Yeah, I'm glad you were willing to come here. Uh, yeah, I became fascinated when I, um... Well, I've always been sort of, uh, peripherally interested, but never really delved into it until I read Empire of the Summer Moon. And then, you know, uh... Have you read that? S.G. Gwyn's book about the Comanches-

Shannon O'Loughlin

Nope.

Joe Rogan

... and about the Texas rangers? And it's such a crazy story that I, I just became obsessed. And then, uh, I read, uh, Son of the Morning Star and then I read, uh, Black Elk. The Black Elk one was particularly fascinating to me because it details life, uh, before, um, like before they killed Custer to living on reservations to the desperation. Why don't you-

Shannon O'Loughlin

Right.

Joe Rogan

Before we get started, tell people what you are, who you are and what you do.

Shannon O'Loughlin

(laughs) So my name is Shannon O'Lachlan. I'm a citizen of the Choctaw Nation of Oklahoma. I've been a practicing attorney since about 2001. And I'm currently the executive director and attorney for the Association on American Indian Affairs. We're the oldest nonprofit serving Indian country. We've been around since 1922.

Joe Rogan

All right. And, uh, we should tell people, if you ever listen to this in the future, this is all going on right now when the United States is going through one of the craziest times ever in terms of dealing with a virus.

Shannon O'Loughlin

Mm-hmm.

Joe Rogan

We're, we're on, sort of on lockdown.
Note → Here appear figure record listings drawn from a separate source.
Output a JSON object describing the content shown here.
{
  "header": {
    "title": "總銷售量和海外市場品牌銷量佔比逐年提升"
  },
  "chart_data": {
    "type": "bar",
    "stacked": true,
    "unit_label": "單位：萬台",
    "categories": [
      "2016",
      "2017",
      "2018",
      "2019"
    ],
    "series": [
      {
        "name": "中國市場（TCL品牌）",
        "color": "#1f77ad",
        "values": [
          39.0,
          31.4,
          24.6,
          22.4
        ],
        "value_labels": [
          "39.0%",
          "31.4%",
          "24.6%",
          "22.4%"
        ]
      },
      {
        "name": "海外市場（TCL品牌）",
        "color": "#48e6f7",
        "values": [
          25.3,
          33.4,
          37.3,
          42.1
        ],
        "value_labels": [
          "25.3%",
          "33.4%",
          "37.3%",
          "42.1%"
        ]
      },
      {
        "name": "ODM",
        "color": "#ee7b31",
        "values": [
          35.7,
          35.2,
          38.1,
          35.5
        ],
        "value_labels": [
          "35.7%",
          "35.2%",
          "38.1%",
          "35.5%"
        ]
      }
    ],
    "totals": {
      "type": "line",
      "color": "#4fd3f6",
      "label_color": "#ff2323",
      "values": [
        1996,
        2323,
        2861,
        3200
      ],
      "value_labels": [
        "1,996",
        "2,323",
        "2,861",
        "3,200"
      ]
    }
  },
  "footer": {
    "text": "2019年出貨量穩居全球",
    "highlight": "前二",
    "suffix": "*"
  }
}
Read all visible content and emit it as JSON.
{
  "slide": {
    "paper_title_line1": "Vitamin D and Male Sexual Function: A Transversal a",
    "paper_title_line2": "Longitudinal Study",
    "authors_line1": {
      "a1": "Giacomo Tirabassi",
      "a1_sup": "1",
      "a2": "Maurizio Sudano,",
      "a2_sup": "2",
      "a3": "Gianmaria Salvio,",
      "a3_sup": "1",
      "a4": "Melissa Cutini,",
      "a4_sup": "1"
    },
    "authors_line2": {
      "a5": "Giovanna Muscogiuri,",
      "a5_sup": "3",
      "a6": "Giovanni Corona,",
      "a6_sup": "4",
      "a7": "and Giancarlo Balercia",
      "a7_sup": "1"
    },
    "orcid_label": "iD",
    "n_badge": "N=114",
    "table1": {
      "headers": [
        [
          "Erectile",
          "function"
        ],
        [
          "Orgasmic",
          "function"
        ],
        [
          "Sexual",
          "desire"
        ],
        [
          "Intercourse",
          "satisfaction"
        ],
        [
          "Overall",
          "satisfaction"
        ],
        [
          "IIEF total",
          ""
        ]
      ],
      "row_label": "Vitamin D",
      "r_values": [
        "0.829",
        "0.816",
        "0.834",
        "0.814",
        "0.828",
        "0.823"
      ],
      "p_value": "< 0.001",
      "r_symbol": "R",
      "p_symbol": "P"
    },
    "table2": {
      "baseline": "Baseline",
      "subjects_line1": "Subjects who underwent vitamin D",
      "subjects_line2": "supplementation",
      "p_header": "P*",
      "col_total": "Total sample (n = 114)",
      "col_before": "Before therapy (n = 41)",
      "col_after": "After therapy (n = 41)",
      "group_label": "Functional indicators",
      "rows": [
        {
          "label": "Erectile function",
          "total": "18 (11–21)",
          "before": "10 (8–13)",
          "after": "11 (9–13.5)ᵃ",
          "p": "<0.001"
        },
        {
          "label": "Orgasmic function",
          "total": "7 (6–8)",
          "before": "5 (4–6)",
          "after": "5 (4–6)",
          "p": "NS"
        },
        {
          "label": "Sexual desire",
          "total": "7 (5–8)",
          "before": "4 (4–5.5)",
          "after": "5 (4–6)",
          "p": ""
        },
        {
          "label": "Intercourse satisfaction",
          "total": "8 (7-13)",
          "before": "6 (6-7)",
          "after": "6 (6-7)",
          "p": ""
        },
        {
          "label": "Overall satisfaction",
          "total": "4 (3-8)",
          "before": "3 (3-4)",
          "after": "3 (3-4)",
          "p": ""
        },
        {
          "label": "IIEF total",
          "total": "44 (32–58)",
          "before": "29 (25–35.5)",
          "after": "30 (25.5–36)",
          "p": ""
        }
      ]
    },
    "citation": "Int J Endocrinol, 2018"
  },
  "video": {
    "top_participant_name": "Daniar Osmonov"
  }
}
All gyms are closed, all comedy shows are closed, all concerts are closed, clubs, bars, everything's closed. Um, and some places are restricting travel. And, uh, it, it, it's, it's interesting to me that, um, this is all going on and we've never had to experience this before. But it makes me think of what happens when, what happened when the Europeans first came to North America and encountered the Native Americans and they didn't have any immunity to all these diseases that the Europeans were bringing over, and in some cases, wiped out as much as 90%-

Shannon O'Loughlin

Mm-hmm.

Joe Rogan

... of the people that were living here.

Shannon O'Loughlin

Mm-hmm. But we're still here. Yeah, if we would've only shut the borders about 550 years ago, we would've... (laughs)

Joe Rogan

(laughs) Yeah, if you had a Trump-

Shannon O'Loughlin

Mm-hmm.

Joe Rogan

... a, a Trump Indian back then-

Shannon O'Loughlin

(laughs)

Joe Rogan

... want, wanting to build walls around everywhere.

Shannon O'Loughlin

Oh, God.

Joe Rogan

Um-

Shannon O'Loughlin

Let's not get there.

Joe Rogan

Yeah, let's not.

Shannon O'Loughlin

(laughs)

Joe Rogan

It's... I mean, it is, um... I mean, really, it's the... I mean, it's one of the biggest times in human history where if you talk about Europeans coming to North America and what, what happened to the Native Americans just from diseases.